Luke la saludó con un cortés movimiento de cabeza.
Alex dio un breve abrazo a Desmond.
– Gracias de nuevo.
– Cuídese -le recalcó Desmond, y se sacó una tarjeta del bolsillo-. Este es el número de teléfono de Sissy, la amiga de Bailey -añadió-. Se ha marchado sin darme tiempo de entregársela. Intentaba alcanzarla cuando he oído… Llámeme en cuanto sepa algo.
– Lo haré. -Ella miró a Daniel, cuya expresión seguía siendo severa-. Podemos irnos. -Dejó que la ayudara a subir al coche pero lo contuvo cuando trató de abrocharle el cinturón de seguridad-. Puedo hacerlo sola. De verdad que no ha sido gran cosa, Daniel.
Él agachó la cabeza y le miró manos. Cuando volvió a mirarla a los ojos su expresión ya no era severa sino dura.
– Cuando me has llamado estaba en el depósito de cadáveres, con la segunda víctima.
A ella se le encogió el corazón.
– Lo siento. Debes de haberte asustado mucho.
Una de las comisuras de los labios de Daniel se curvó con gesto irónico.
– Por no decir algo peor. -Depositó el bolso y el monedero junto a los pies de Alex-. Quédate aquí y trata de descansar. Volveré enseguida.
Daniel se apeó del coche. Como le temblaban las manos, las guardó en los bolsillos y se dio media vuelta antes de darse tiempo de hacer algo que los pusiera a ambos en evidencia. Luke caminaba hacia él con un juego de llaves en la mano.
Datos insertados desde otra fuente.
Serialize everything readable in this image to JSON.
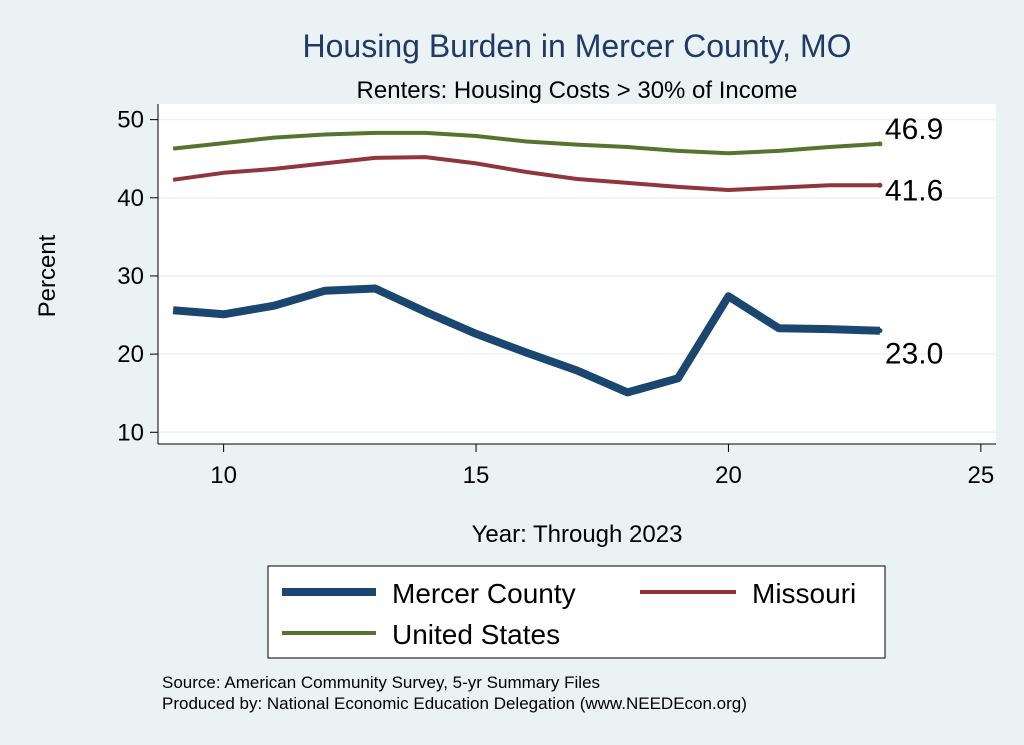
{
  "chart_data": {
    "type": "line",
    "title": "Housing Burden in Mercer County, MO",
    "subtitle": "Renters: Housing Costs > 30% of Income",
    "xlabel": "Year: Through 2023",
    "ylabel": "Percent",
    "xlim": [
      8.7,
      25.3
    ],
    "ylim": [
      8.5,
      52
    ],
    "x_ticks": [
      10,
      15,
      20,
      25
    ],
    "y_ticks": [
      10,
      20,
      30,
      40,
      50
    ],
    "grid": true,
    "legend_position": "bottom",
    "x": [
      9,
      10,
      11,
      12,
      13,
      14,
      15,
      16,
      17,
      18,
      19,
      20,
      21,
      22,
      23
    ],
    "series": [
      {
        "name": "Mercer County",
        "color": "#1a476f",
        "width": 8,
        "values": [
          25.6,
          25.1,
          26.2,
          28.1,
          28.4,
          25.4,
          22.6,
          20.2,
          17.9,
          15.1,
          16.9,
          27.4,
          23.3,
          23.2,
          23.0
        ],
        "end_label": "23.0"
      },
      {
        "name": "Missouri",
        "color": "#90353b",
        "width": 4,
        "values": [
          42.3,
          43.2,
          43.7,
          44.4,
          45.1,
          45.2,
          44.4,
          43.3,
          42.4,
          41.9,
          41.4,
          41.0,
          41.3,
          41.6,
          41.6
        ],
        "end_label": "41.6"
      },
      {
        "name": "United States",
        "color": "#55752f",
        "width": 4,
        "values": [
          46.3,
          47.0,
          47.7,
          48.1,
          48.3,
          48.3,
          47.9,
          47.2,
          46.8,
          46.5,
          46.0,
          45.7,
          46.0,
          46.5,
          46.9
        ],
        "end_label": "46.9"
      }
    ]
  },
  "footer": {
    "source": "Source: American Community Survey, 5-yr Summary Files",
    "produced": "Produced by: National Economic Education Delegation (www.NEEDEcon.org)"
  }
}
– Tengo las llaves -dijo-. ¿Necesitas que me quede por aquí?
– No. Aparca el coche en el aparcamiento reservado a las visitas y deja las llaves encima de mi mesa. Gracias, Luke.
– Relájate, ella está bien. -Escrutó a Alex, quien permanecía sentada con la cabeza recostada y los ojos cerrados-. Es igual que Alicia. No me extraña que te impresionara. -Luke arqueó las cejas-. Me parece que va a seguir impresionándote en otro sentido. A mi madre le encantará saberlo; claro que ahora vuelve a estar pendiente de mí.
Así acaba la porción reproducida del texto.